A brawl between the States over animal welfare standards for egg-laying chickens could derail a proposed national plan for the industry, with WA and Victoria saying it did not reflect “modern” practice.
The dispute could result in WA refusing to sign up to the new national standards and the State’s Agriculture Minister, Alannah MacTiernan, has called on the Federal Government to establish an independent body to determine the new rules, as recommended by the Productivity Commission last year.
“We are optimistic we can forge a resolution with WA egg producers, but nationally we need to embrace a better process — a more objective process — for establishing livestock welfare standards,” she said.
“Consumers want this and it is in industry’s best interest to meet the expectations of consumers.”
A Productivity Commission report on the regulation of agriculture released by the Turnbull Government last year said an independent agency was the best way to determine welfare standards, rather than negotiation within the sector.
It said the current process for setting standards for farm animal welfare “does not adequately value the benefits of animal welfare to the community”.
“The process for setting standards would be improved through the creation of a statutory agency responsible for developing national farm animal welfare standards using rigorous science and evidence of community values for farm animal welfare,” the report said.

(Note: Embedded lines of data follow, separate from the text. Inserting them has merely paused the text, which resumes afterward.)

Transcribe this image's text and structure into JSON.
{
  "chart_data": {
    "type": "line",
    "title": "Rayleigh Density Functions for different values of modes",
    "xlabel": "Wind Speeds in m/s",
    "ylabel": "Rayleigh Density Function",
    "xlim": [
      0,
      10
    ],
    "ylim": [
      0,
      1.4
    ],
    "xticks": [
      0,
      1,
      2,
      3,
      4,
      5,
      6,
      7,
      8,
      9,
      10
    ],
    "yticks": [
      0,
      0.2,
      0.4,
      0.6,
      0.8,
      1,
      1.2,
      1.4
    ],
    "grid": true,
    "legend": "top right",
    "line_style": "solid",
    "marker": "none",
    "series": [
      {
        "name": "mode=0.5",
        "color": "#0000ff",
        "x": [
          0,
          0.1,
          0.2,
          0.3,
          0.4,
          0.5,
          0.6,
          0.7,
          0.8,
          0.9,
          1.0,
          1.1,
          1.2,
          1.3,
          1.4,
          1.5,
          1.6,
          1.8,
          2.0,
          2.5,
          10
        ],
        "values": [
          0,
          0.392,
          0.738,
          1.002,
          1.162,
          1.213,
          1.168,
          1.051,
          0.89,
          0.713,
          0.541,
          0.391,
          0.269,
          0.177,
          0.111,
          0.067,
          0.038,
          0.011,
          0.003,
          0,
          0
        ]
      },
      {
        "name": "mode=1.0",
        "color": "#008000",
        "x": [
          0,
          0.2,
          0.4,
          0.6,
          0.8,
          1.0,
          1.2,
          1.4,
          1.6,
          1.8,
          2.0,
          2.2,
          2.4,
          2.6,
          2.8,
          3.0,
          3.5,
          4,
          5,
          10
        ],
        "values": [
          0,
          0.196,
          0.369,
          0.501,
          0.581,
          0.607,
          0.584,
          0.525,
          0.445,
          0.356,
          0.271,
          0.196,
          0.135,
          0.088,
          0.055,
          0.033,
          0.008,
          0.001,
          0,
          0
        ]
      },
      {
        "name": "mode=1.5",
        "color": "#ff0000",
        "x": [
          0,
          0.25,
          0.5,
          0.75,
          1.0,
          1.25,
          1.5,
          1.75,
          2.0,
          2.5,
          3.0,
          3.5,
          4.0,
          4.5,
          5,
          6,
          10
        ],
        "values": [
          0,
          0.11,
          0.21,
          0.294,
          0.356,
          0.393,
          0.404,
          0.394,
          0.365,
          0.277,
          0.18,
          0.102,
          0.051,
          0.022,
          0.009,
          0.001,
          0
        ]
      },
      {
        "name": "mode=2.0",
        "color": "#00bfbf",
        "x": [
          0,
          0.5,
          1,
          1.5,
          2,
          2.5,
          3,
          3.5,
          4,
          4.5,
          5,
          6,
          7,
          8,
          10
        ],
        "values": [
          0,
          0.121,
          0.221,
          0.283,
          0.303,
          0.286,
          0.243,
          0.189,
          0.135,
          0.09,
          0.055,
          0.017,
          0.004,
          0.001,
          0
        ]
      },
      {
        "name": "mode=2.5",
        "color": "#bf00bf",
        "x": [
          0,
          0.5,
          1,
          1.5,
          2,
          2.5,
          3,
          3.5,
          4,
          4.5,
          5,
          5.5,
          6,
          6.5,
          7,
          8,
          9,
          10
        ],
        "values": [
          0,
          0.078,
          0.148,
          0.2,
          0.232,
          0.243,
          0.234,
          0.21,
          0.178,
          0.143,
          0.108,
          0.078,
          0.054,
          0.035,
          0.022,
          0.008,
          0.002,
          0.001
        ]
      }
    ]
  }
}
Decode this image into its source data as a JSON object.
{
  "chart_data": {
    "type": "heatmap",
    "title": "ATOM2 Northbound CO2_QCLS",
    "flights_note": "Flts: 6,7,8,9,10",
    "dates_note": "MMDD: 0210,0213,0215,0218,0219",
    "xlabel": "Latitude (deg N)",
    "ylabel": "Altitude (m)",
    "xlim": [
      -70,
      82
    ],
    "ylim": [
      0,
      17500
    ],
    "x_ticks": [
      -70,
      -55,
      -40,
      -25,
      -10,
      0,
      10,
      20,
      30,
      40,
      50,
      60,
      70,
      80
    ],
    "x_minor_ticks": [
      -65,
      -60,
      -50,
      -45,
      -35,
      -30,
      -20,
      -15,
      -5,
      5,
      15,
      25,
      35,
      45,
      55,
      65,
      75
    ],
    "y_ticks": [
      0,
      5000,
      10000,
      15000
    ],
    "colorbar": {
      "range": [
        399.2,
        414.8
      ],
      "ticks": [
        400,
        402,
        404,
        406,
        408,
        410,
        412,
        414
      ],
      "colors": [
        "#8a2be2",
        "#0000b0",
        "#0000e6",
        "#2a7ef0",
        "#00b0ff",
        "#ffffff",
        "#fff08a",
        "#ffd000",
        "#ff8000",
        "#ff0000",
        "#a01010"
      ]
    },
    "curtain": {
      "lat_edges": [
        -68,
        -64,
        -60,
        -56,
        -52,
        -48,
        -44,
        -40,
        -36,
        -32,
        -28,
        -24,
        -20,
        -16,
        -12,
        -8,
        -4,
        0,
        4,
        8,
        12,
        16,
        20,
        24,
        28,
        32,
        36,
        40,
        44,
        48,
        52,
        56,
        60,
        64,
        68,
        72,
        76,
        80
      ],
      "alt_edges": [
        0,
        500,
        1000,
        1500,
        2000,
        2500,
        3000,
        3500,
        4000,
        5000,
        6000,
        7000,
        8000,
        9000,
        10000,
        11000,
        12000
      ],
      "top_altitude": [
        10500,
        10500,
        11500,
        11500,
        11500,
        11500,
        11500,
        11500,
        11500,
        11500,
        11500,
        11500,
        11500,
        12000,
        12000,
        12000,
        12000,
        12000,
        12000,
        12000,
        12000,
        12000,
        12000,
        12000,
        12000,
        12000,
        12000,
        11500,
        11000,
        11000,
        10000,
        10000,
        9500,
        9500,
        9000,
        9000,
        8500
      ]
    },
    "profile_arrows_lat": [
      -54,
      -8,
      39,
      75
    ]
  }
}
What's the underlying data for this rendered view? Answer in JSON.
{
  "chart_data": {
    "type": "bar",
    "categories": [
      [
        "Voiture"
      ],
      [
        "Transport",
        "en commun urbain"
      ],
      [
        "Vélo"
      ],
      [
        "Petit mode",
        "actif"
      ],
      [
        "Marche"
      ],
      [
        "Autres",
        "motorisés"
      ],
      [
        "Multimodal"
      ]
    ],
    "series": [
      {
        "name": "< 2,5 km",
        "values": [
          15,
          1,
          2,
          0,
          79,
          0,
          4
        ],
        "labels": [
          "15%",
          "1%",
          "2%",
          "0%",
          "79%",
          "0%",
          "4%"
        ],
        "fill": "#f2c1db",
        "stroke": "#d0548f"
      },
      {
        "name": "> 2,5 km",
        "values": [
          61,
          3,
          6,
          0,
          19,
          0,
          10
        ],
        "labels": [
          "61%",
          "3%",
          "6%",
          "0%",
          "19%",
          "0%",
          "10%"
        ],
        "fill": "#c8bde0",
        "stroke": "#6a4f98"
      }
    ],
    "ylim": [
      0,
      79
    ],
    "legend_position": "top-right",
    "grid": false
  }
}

A spokesman for Federal Agriculture Minister David Littleproud said standards were a matter for States and Territories, but he “would prefer … a nationally consistent approach”.
The new Australian Animal Welfare Standards and Guidelines for Poultry provide nationally consistent rules for the sector, but animal welfare advocates were concerned that the rules would still allow battery cages to be used for for egg-laying chickens.
The RSPCA also claims that the NSW Department of Primary Industries has been colluding with the egg industry to ensure battery cages are not banned under the new national rules.
While the WA Government is not calling for the abolition of battery cages, it believes the stocking density proposed under the new standards is too high.